By ‘minority na exception, majority na corruption’, Lagbaja depicts why Almighty Formula has refused to solve the mounting structural problems and normalised acts of corruption. Sociologically, the family begets unto the society a nurtured conformist or deviant/criminal. In Nigeria mothers and fathers dupe other persons to send their wards to school. Now in private school, the children enjoyed no failure as practiced in such settings to retain patronage. To cross into the university, they need to pay to get solution centres where the child will get over 300 marks. The 2019 JAMB exercise where over 100 are being prosecuted for examination malpractices including professor accomplices tell the tale of ‘the same the same’. How can parents who failed to cater for their homes accuse the leadership of lacking human feeling? Marginalisation starts from the home when a wife gives her husband meat more than the children who need it to grow. Irresponsible parents cannot produce responsible children; they cannot support or vote responsible persons into leadership positions except their cronies who are dealers, traders and wasters of destinies.

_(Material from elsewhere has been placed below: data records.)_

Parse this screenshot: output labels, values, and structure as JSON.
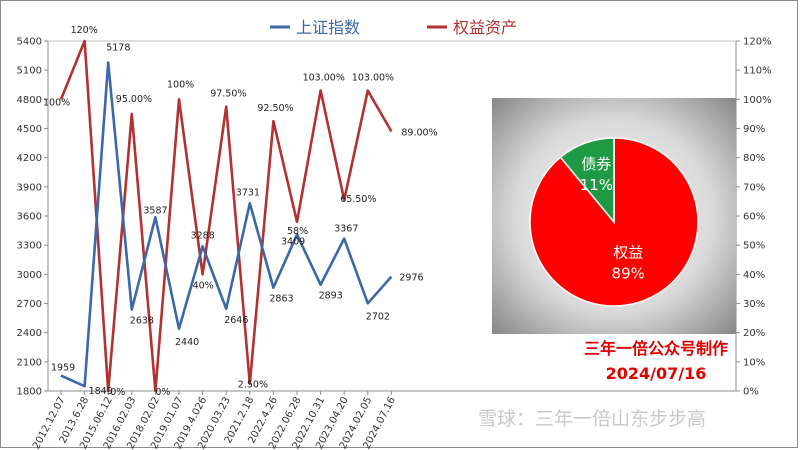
{
  "colors": {
    "index_line": "#3a68a8",
    "equity_line": "#b23232",
    "pie_equity": "#ff0000",
    "pie_bond": "#1e9a44",
    "credit": "#e00000",
    "grid": "#d9d9d9"
  },
  "chart_data": {
    "type": "line",
    "categories": [
      "2012.12.07",
      "2013.6.28",
      "2015.06.12",
      "2016.02.03",
      "2018.02.02",
      "2019.01.07",
      "2019.4.026",
      "2020.03.23",
      "2021.2.18",
      "2022.4.26",
      "2022.06.28",
      "2022.10.31",
      "2023.04.20",
      "2024.02.05",
      "2024.07.16"
    ],
    "y_left": {
      "min": 1800,
      "max": 5400,
      "ticks": [
        1800,
        2100,
        2400,
        2700,
        3000,
        3300,
        3600,
        3900,
        4200,
        4500,
        4800,
        5100,
        5400
      ]
    },
    "y_right": {
      "min": 0,
      "max": 120,
      "ticks": [
        "0%",
        "10%",
        "20%",
        "30%",
        "40%",
        "50%",
        "60%",
        "70%",
        "80%",
        "90%",
        "100%",
        "110%",
        "120%"
      ]
    },
    "legend_position": "top-center",
    "grid": false,
    "series": [
      {
        "name": "上证指数",
        "axis": "left",
        "values": [
          1959,
          1849,
          5178,
          2638,
          3587,
          2440,
          3288,
          2646,
          3731,
          2863,
          3409,
          2893,
          3367,
          2702,
          2976
        ],
        "labels": [
          "1959",
          "1849",
          "5178",
          "2638",
          "3587",
          "2440",
          "3288",
          "2646",
          "3731",
          "2863",
          "3409",
          "2893",
          "3367",
          "2702",
          "2976"
        ]
      },
      {
        "name": "权益资产",
        "axis": "right",
        "values": [
          100,
          120,
          0,
          95,
          0,
          100,
          40,
          97.5,
          2.5,
          92.5,
          58,
          103,
          65.5,
          103,
          89
        ],
        "labels": [
          "100%",
          "120%",
          "0%",
          "95.00%",
          "0%",
          "100%",
          "40%",
          "97.50%",
          "2.50%",
          "92.50%",
          "58%",
          "103.00%",
          "65.50%",
          "103.00%",
          "89.00%"
        ]
      }
    ],
    "inset_pie": {
      "type": "pie",
      "slices": [
        {
          "label": "权益",
          "value": 89,
          "text": "89%"
        },
        {
          "label": "债券",
          "value": 11,
          "text": "11%"
        }
      ]
    }
  },
  "credit": {
    "line1": "三年一倍公众号制作",
    "line2": "2024/07/16"
  },
  "watermark": "雪球：三年一倍山东步步高"
}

Besides, do you wonder why professors of political science, medicine or whatever the speciality hardly make headway in government? One, they are overwhelmed by the majority who pilots the corruption aircraft of the country. Two, most of them leave science behind but go with politics. Their families expect returns, favour and opportunities while their son or daughter is there. Churches and Mosques do special thanksgiving on appointment. They call them to make donations to build mansion as mosques and monuments as churches.

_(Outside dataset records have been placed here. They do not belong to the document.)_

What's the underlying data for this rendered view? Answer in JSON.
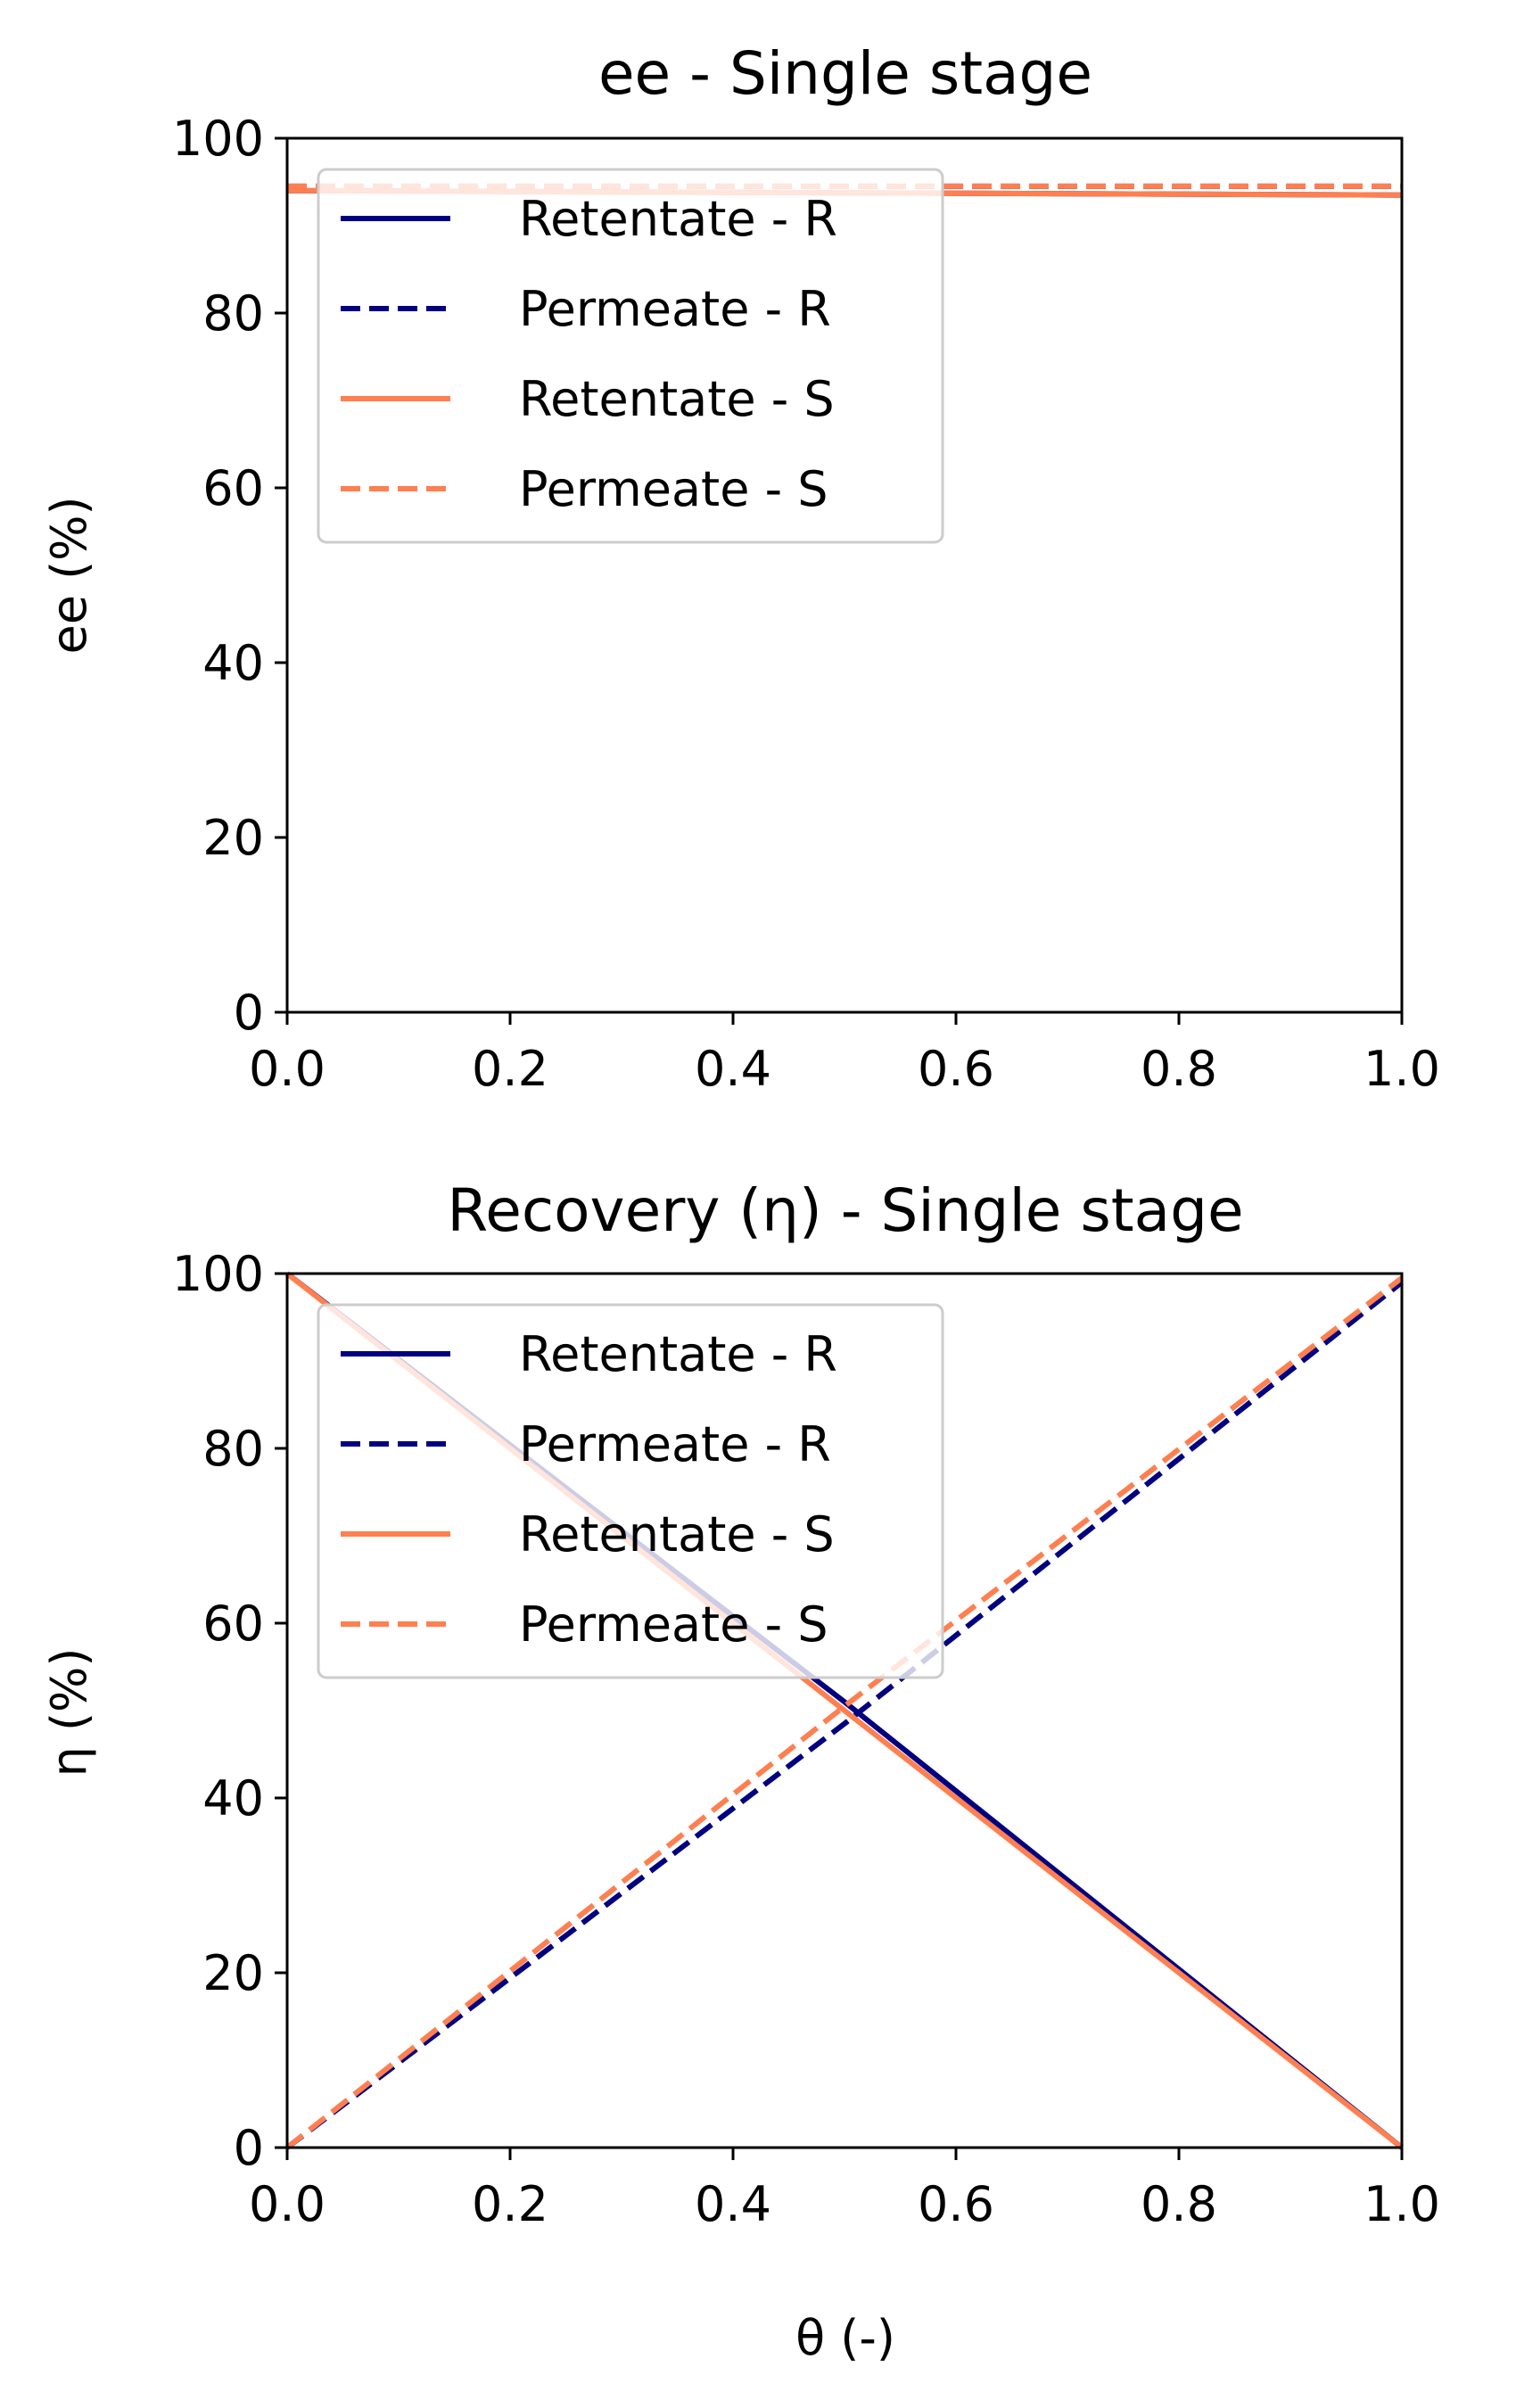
{
  "colors": {
    "R": "#000080",
    "S": "#ff7f50"
  },
  "chart_data": [
    {
      "type": "line",
      "title": "ee - Single stage",
      "xlabel": "",
      "ylabel": "ee (%)",
      "xlim": [
        0,
        1
      ],
      "ylim": [
        0,
        100
      ],
      "xticks": [
        "0.0",
        "0.2",
        "0.4",
        "0.6",
        "0.8",
        "1.0"
      ],
      "yticks": [
        "0",
        "20",
        "40",
        "60",
        "80",
        "100"
      ],
      "grid": false,
      "legend_position": "upper-left",
      "series": [
        {
          "name": "Retentate - R",
          "color": "#000080",
          "dash": "solid",
          "x": [
            0,
            1
          ],
          "y": [
            94.0,
            93.5
          ]
        },
        {
          "name": "Permeate - R",
          "color": "#000080",
          "dash": "dashed",
          "x": [
            0,
            1
          ],
          "y": [
            94.5,
            94.5
          ]
        },
        {
          "name": "Retentate - S",
          "color": "#ff7f50",
          "dash": "solid",
          "x": [
            0,
            1
          ],
          "y": [
            94.0,
            93.5
          ]
        },
        {
          "name": "Permeate - S",
          "color": "#ff7f50",
          "dash": "dashed",
          "x": [
            0,
            1
          ],
          "y": [
            94.5,
            94.5
          ]
        }
      ]
    },
    {
      "type": "line",
      "title": "Recovery (η) - Single stage",
      "xlabel": "θ (-)",
      "ylabel": "η (%)",
      "xlim": [
        0,
        1
      ],
      "ylim": [
        0,
        100
      ],
      "xticks": [
        "0.0",
        "0.2",
        "0.4",
        "0.6",
        "0.8",
        "1.0"
      ],
      "yticks": [
        "0",
        "20",
        "40",
        "60",
        "80",
        "100"
      ],
      "grid": false,
      "legend_position": "upper-left",
      "series": [
        {
          "name": "Retentate - R",
          "color": "#000080",
          "dash": "solid",
          "x": [
            0,
            0.5,
            1
          ],
          "y": [
            100,
            51,
            0
          ]
        },
        {
          "name": "Permeate - R",
          "color": "#000080",
          "dash": "dashed",
          "x": [
            0,
            0.5,
            1
          ],
          "y": [
            0,
            48.5,
            99
          ]
        },
        {
          "name": "Retentate - S",
          "color": "#ff7f50",
          "dash": "solid",
          "x": [
            0,
            0.5,
            1
          ],
          "y": [
            100,
            50,
            0
          ]
        },
        {
          "name": "Permeate - S",
          "color": "#ff7f50",
          "dash": "dashed",
          "x": [
            0,
            0.5,
            1
          ],
          "y": [
            0,
            50.5,
            99.5
          ]
        }
      ]
    }
  ]
}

Their school mates pay courtesy visits; they receive favours in contracts and others; the rest suffers. These social relations of corruption are the German floor upon which corruption and impunity foundations have been built and watered. Like the professors, activists fight tyrants in power. When they get into office, they beat Hitler’s records. Unionists who fight for freedom of expression and students rights while in school become lecturers and heads of institutions only to shut down dissent voices from students. Yet we hypocritically claim we no longer have vibrant student unionism when indeed we make them go astray as sheep without shepherd.

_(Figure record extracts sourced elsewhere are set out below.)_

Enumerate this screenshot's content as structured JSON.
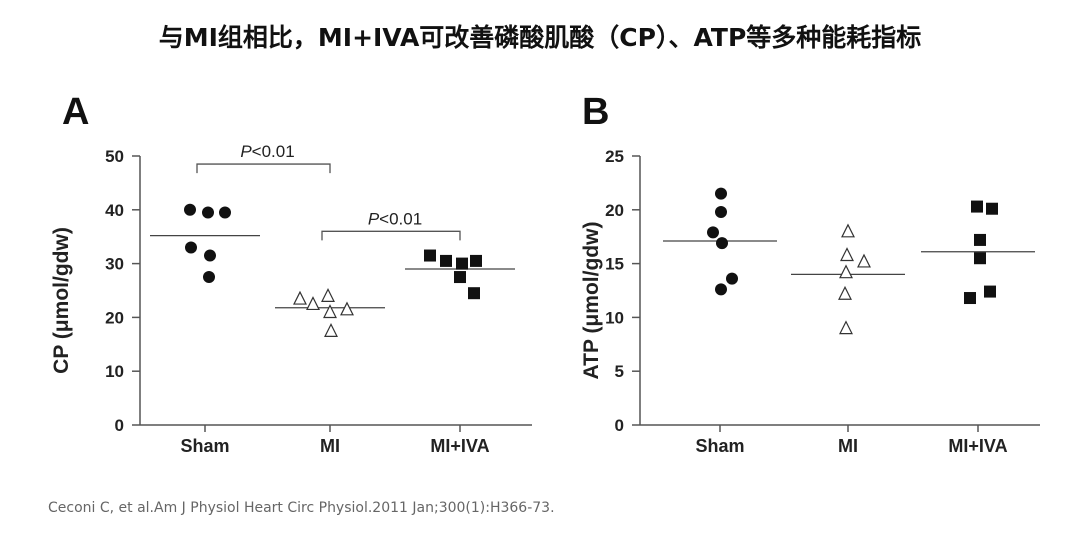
{
  "title": "与MI组相比，MI+IVA可改善磷酸肌酸（CP）、ATP等多种能耗指标",
  "citation": "Ceconi C, et al.Am J Physiol Heart Circ Physiol.2011 Jan;300(1):H366-73.",
  "chart_data": [
    {
      "type": "scatter",
      "panel": "A",
      "ylabel": "CP (μmol/gdw)",
      "ylim": [
        0,
        50
      ],
      "yticks": [
        0,
        10,
        20,
        30,
        40,
        50
      ],
      "categories": [
        "Sham",
        "MI",
        "MI+IVA"
      ],
      "series": [
        {
          "name": "Sham",
          "marker": "filled-circle",
          "values": [
            40,
            39.5,
            39.5,
            33,
            31.5,
            27.5
          ],
          "mean": 35.2
        },
        {
          "name": "MI",
          "marker": "open-triangle",
          "values": [
            23.5,
            24,
            21.5,
            22.5,
            21,
            17.5
          ],
          "mean": 21.8
        },
        {
          "name": "MI+IVA",
          "marker": "filled-square",
          "values": [
            31.5,
            30.5,
            30,
            30.5,
            27.5,
            24.5
          ],
          "mean": 29
        }
      ],
      "annotations": [
        {
          "from": "Sham",
          "to": "MI",
          "label": "<0.01",
          "label_prefix": "P",
          "y": 48.5
        },
        {
          "from": "MI",
          "to": "MI+IVA",
          "label": "<0.01",
          "label_prefix": "P",
          "y": 36
        }
      ]
    },
    {
      "type": "scatter",
      "panel": "B",
      "ylabel": "ATP (μmol/gdw)",
      "ylim": [
        0,
        25
      ],
      "yticks": [
        0,
        5,
        10,
        15,
        20,
        25
      ],
      "categories": [
        "Sham",
        "MI",
        "MI+IVA"
      ],
      "series": [
        {
          "name": "Sham",
          "marker": "filled-circle",
          "values": [
            21.5,
            19.8,
            17.9,
            16.9,
            13.6,
            12.6
          ],
          "mean": 17.1
        },
        {
          "name": "MI",
          "marker": "open-triangle",
          "values": [
            18,
            15.8,
            15.2,
            14.2,
            12.2,
            9
          ],
          "mean": 14
        },
        {
          "name": "MI+IVA",
          "marker": "filled-square",
          "values": [
            20.3,
            20.1,
            17.2,
            15.5,
            12.4,
            11.8
          ],
          "mean": 16.1
        }
      ],
      "annotations": []
    }
  ]
}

Developing a mumucracy thesis, I argue that the foundation of depreciation of Nigeria is laid by the common, ordinary man who populates geo-political spaces and enthrones the minority who trades with the cheated but unperturbed majority. The way Lagbaja puts it, ‘na common man dey do common man pass. Before we dey shout na military, na military now wey civilian government dey, no be our people dey inside?’ Common man in Police uniform shoots another common man’s child dead. Is it not the common man who sold votes during elections that have now started complaining of bad leadership? We have laid this bed and we shall lay on it.

So, if the foundation is faulty, what shall the righteous do? The overwhelming majority are corrupt while the minority exceptions do not have the wherewithal to pull through. Hence, Nigeria’s trend of five steps forward, ten steps backward. From ought-to-be paradise, Nigeria’s political, economic, religious and social realities are a paradox. The leadership in Nigeria is playing out a script written for them by the unthinking majority. Mumu people can only promote mumucracy and still be living in denial as the harbinger of the negative realities which they face. Unless the common man do the uncommon thing by realising their errors and reset themselves and then the polity, we shall collectively face the consequences of our complicity.